By Ed McField - http://llusphhealthmgmt.wordpress.com
We are celebrating Hispanic Heritage Month, which runs from September 15 to October 15 each year. Why Hispanic Heritage Month? There are a few who argue that we should not have Hispanic Heritage Month, African-American History Month, or any other race or culture-specific celebrations (with the exception of St. Patrick’s Day). Notwithstanding, the US Congress saw fit to establish a time to recognize the rich culture, heritage, and contributions of Hispanics in the US.
The question is who are Hispanics or Latinos? Latinos come in all colors, sizes, shapes, languages, race, and ethnicity. [ I recommend watching the series entitled "Latino-Americans" airing on PBS (see http://www.pbs.org/latino-americans/en/).] As of July 1, 2011, there are roughly 52.0 million Hispanics living in the United States, representing approximately 16.7% of the U.S. total population, making people of Hispanic origin the nation’s largest ethnic or race minority. Furthermore, the state with the largest Hispanic population is California (14.4 million). Viva California!
While we celebrate we are also reminded of some alarming trends. Researchers have examined, re-examined, and debated the Hispanic Paradox based on findings which suggest that recent Latino immigrants (regardless of income and despite having fewer resources or limited access to care) have a longer average life expectancy and are more likely to have healthy birth outcomes. However, once in the U.S., those health advantages erode. What happened to the American Dream? Additionally, studies indicate that the children of immigrants have even poorer health regarding certain cancer, diabetes, birth outcomes and heart disease. By the way, these findings seem to hold true for other immigrant groups. Is this the Sueño Americano?

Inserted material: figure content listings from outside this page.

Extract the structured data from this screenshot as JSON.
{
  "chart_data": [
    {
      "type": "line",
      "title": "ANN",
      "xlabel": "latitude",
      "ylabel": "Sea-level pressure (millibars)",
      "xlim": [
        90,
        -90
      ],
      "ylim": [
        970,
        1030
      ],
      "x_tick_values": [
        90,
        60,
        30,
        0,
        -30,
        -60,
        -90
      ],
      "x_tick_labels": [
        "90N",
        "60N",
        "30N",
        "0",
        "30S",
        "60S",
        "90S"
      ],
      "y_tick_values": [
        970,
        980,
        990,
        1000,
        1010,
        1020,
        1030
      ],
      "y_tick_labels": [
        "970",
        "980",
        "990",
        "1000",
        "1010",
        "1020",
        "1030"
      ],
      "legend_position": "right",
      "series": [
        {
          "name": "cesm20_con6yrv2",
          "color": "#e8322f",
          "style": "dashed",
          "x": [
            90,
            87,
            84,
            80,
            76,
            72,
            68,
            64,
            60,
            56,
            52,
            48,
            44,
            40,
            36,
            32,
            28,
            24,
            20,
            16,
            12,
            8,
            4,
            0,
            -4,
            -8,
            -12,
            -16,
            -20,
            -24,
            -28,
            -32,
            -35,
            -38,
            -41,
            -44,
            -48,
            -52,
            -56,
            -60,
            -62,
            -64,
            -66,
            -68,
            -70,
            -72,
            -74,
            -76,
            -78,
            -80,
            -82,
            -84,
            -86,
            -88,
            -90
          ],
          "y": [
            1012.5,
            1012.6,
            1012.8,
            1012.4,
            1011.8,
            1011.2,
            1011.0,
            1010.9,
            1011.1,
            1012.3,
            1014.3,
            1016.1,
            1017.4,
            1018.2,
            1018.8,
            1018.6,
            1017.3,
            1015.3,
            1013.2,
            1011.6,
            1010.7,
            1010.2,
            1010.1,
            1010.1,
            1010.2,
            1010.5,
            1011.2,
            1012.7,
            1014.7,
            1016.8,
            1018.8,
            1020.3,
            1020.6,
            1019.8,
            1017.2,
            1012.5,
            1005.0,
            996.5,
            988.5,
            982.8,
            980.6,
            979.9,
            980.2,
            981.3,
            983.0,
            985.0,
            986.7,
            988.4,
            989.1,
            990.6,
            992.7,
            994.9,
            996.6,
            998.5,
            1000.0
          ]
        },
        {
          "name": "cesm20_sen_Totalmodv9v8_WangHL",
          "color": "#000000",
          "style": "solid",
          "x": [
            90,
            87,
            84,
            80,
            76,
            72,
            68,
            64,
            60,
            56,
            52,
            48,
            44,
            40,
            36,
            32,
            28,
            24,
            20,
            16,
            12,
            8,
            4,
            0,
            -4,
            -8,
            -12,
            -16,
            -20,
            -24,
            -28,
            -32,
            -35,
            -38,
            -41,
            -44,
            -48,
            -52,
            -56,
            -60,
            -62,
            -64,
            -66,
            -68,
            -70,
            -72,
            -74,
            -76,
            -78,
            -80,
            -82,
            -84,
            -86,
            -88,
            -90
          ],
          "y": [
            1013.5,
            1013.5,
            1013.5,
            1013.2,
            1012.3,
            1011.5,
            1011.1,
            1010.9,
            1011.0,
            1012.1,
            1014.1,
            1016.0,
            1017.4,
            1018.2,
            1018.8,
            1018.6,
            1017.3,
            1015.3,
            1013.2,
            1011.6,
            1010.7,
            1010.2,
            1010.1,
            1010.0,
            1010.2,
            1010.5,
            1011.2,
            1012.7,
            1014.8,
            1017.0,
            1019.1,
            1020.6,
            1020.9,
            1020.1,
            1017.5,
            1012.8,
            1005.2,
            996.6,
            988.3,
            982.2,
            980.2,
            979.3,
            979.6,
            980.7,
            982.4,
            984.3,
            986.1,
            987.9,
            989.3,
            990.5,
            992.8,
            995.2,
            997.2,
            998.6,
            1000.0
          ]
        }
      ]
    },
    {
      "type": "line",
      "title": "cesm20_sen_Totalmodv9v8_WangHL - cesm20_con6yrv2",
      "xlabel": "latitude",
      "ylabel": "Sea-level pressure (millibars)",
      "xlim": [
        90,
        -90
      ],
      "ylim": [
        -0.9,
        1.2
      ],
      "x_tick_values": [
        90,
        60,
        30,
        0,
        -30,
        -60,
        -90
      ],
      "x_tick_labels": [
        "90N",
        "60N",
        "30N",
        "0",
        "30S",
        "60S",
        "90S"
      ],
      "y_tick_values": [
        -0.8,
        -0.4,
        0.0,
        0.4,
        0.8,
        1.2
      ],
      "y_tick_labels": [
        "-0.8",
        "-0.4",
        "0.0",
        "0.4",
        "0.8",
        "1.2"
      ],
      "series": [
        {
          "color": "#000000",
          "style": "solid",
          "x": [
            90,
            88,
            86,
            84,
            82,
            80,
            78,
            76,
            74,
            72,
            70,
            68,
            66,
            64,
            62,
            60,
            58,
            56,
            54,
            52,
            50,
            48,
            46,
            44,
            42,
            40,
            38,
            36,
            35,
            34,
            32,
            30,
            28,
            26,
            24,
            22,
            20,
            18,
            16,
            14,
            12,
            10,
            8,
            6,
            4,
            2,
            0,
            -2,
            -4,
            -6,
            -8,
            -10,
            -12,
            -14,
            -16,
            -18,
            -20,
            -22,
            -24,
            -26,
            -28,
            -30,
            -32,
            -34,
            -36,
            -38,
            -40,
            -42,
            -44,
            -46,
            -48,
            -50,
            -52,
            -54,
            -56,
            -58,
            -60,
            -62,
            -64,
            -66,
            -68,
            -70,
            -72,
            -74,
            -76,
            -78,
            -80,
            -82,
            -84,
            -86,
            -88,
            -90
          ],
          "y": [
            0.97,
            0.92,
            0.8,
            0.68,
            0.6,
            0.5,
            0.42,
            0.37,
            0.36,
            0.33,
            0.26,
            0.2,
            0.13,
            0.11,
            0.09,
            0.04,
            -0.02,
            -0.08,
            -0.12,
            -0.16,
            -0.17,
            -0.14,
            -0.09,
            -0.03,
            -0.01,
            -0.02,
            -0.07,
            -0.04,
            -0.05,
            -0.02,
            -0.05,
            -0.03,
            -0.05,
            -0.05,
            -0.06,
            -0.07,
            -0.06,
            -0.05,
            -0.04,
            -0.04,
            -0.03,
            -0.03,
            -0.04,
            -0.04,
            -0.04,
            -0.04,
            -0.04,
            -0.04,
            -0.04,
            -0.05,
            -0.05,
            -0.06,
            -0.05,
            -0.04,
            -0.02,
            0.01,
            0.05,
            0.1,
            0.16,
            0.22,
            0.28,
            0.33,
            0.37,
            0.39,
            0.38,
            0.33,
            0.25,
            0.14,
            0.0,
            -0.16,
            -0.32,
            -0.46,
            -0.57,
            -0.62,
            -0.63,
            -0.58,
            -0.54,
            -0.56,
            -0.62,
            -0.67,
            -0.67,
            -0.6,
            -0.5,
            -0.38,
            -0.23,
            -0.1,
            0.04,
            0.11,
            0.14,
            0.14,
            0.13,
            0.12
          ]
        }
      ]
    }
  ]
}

The good news is that there is hope. Culture is increasingly being recognized as an important component in the delivery of quality health care. Furthermore, individual-level interventions have yielded positive results and we can continue to make dramatic progress through changes in systems and structures. Policy and community-level changes hold the promise to transform environments so that we have healthy communities that are supportive of healthy living. As public health practitioners we are called to be actively involved in shaping policies that help to raise the tide of opportunity for all and eliminate health disparities. At Loma Linda University School of Public Health there must be a strong and unflinching commitment to health equity, informed not only by the values of the profession but also by the heritage as a faith-based institution. During this Hispanic Heritage Month, we renew our commitment to equity, not only for Hispanics but for all people. Viva el Sueño Americano. Viva!
- Are health disparities real, and even if real, why should we care? Are these disparities solely the result of poor individual choices?
- What are some key regional health inequity issues and drivers?
- If you had the resources, what policy or community-level change would you recommend or implement to promote health equity?